Last week’s annual Pro Farmer Midwest Crop Tour provided a detailed analysis on the likely outcome for 2012’s U.S. corn and soybean harvest. Given the drought and record-high corn and soybean futures prices, the world grain markets are paying extra close attention to the tour.

“Clearly, 2012 is shaping up to be an enormously painful year for most Midwest growers,” reports Chip Flory, Pro Farmer editor and founder of the crop tour. “We’re getting wild variations in reports from our members—everything from an ‘okay crop’ to ‘corn only 2-feet tall’ to ‘field’s a total loss–plowed under.’ The task of Crop Tour will be to peg numbers to these conditions.”

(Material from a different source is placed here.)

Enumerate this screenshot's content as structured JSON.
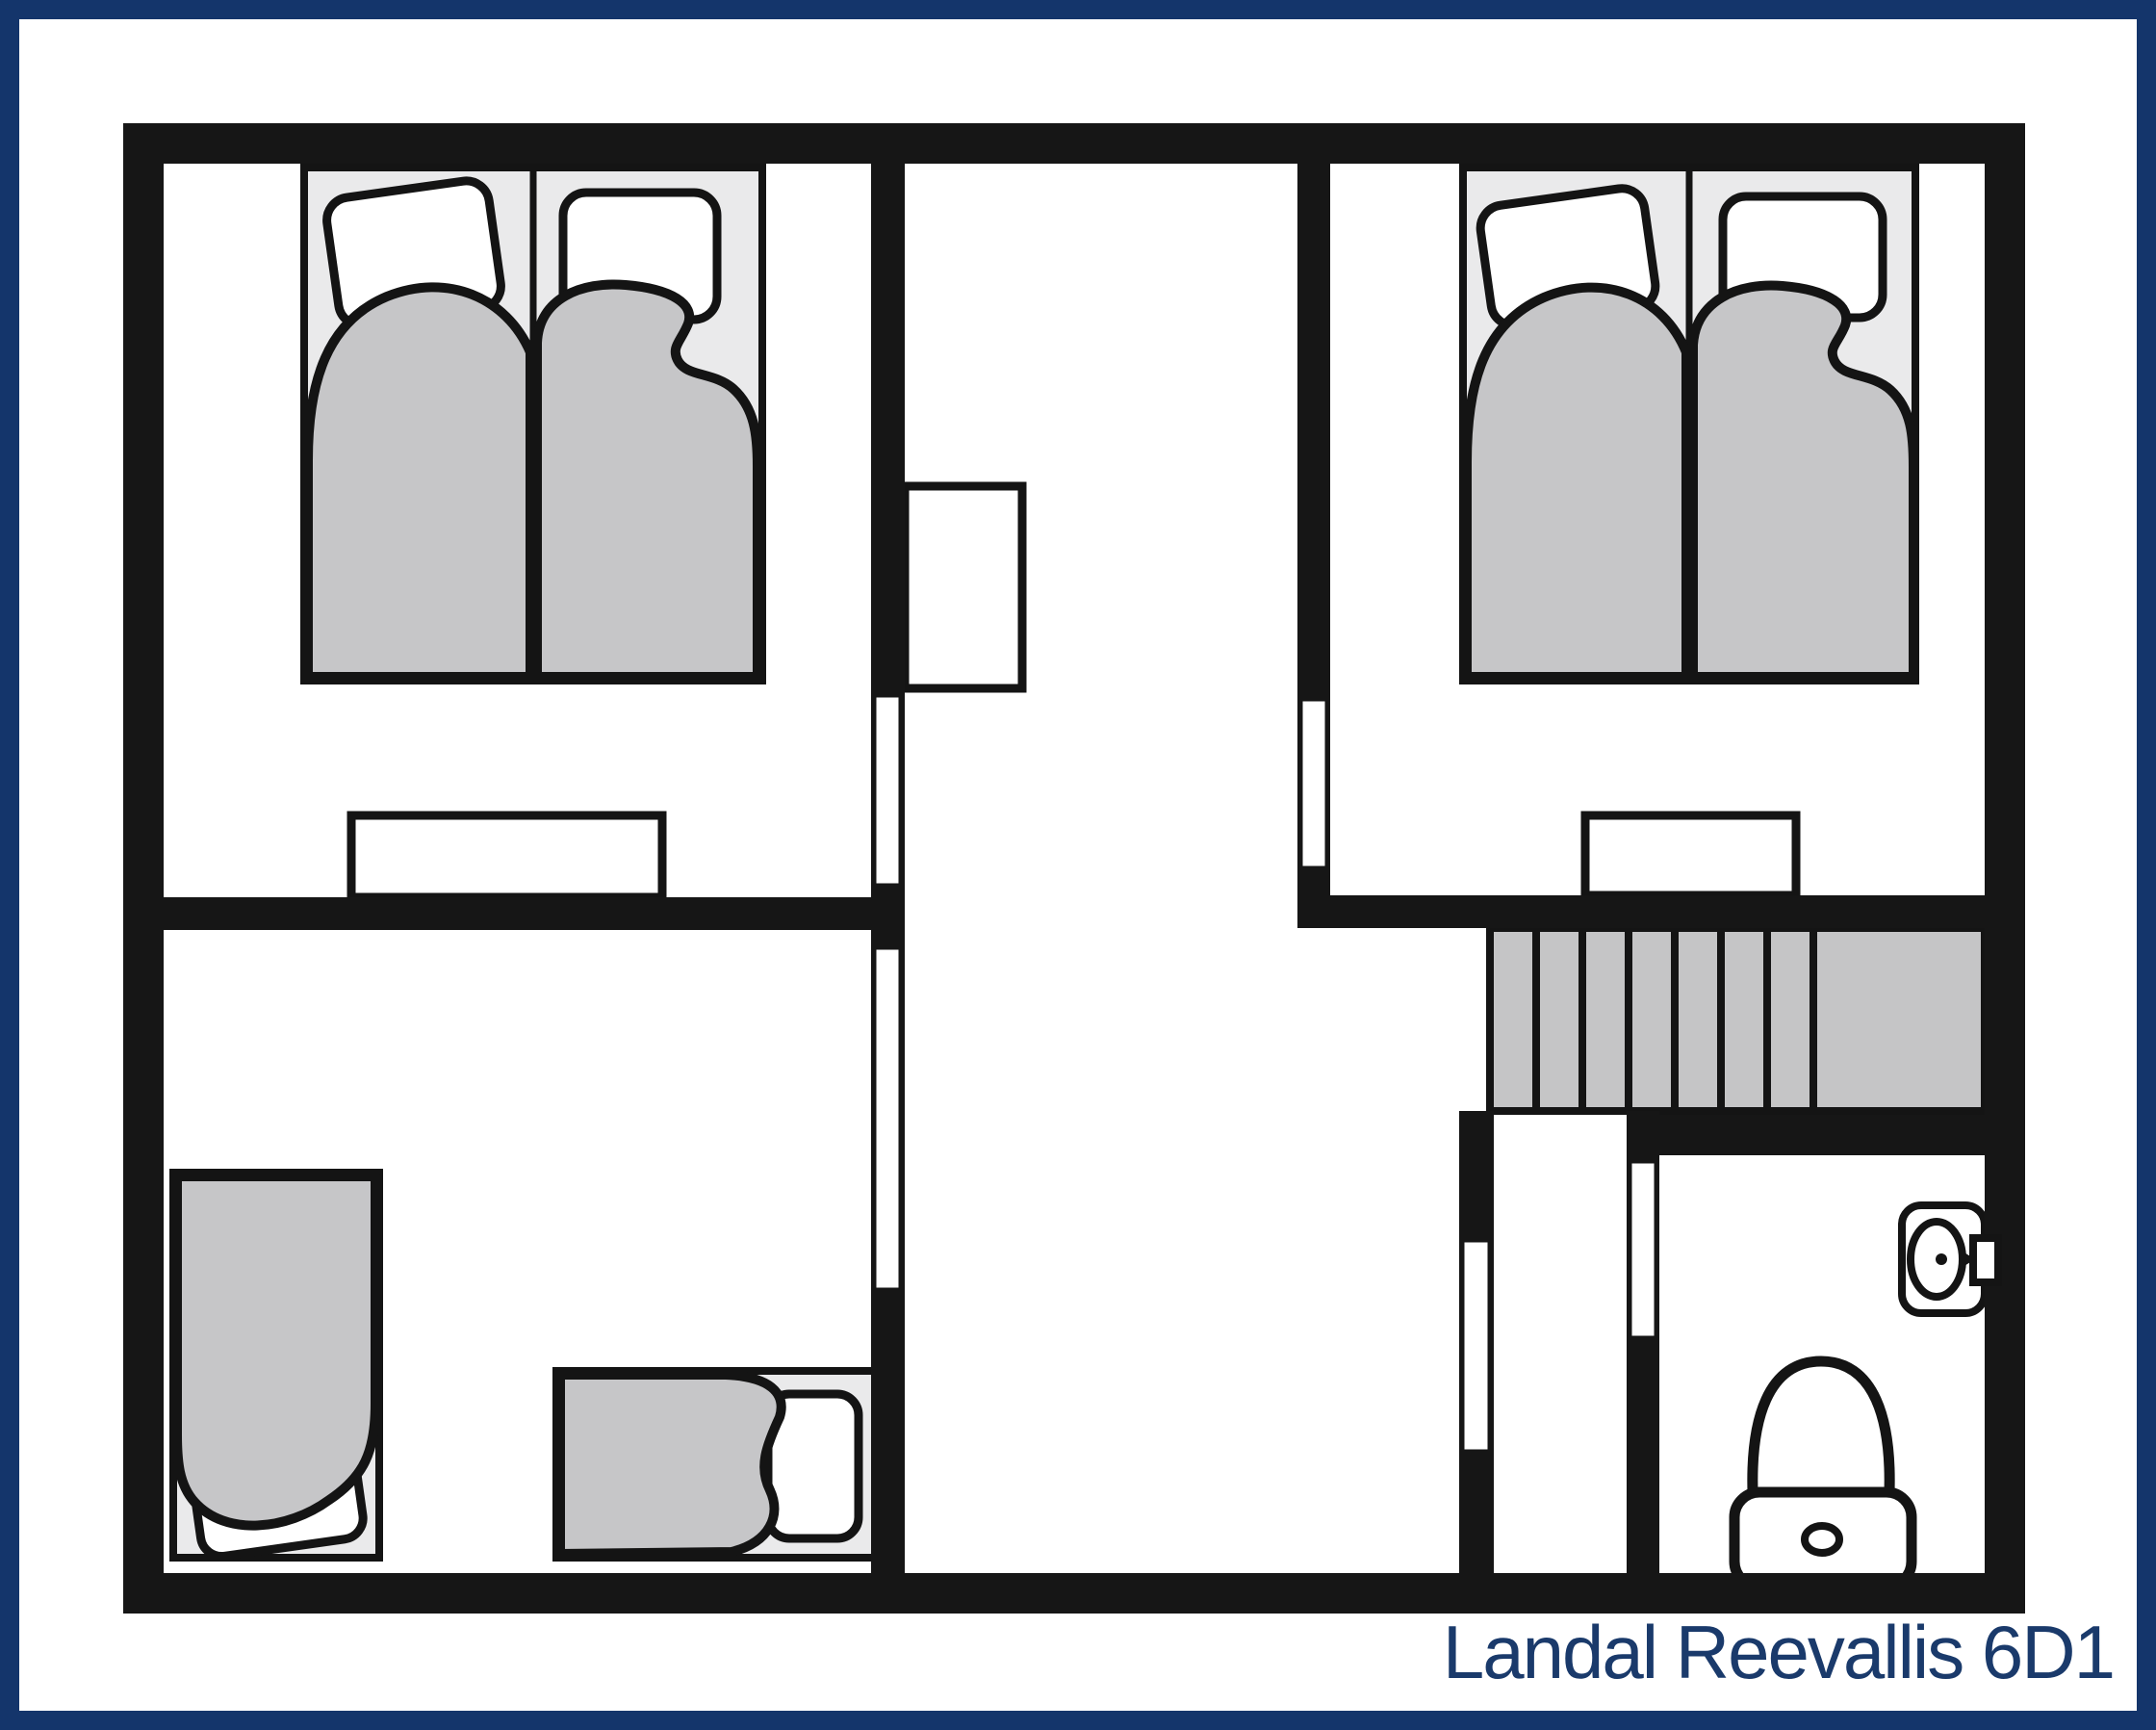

The tour deploys a team of around 200 growers, industry experts and media reporters who walk around some 2,000 fields in seven Midwestern states followed by a summary of the tour’s findings on the last evening, in this case, in Owatonna, Minn. Corn and soybean crop production estimates from the tour are released and the numbers will be heavily scrutinized by grain traders worldwide. Major agricultural companies, including Potash Corp., Monsanto, Agrium, Syngenta, Archer Daniels Midland and John Deere, will be watching the tour’s results and production estimates.

Predictions for U.S. corn and soybeans yields have been all over the board this year, as the extreme drought has enveloped nearly the entire U.S. Corn Belt. The U.S. Department of Agriculture recently estimated U.S. corn yields at 123.4 bushels per acre and soybeans at 36.1 bushels per acre. Those estimates are 15% to 20% below what would have been yielded during a year with normal precipitation and temperatures in the U.S. Corn Belt.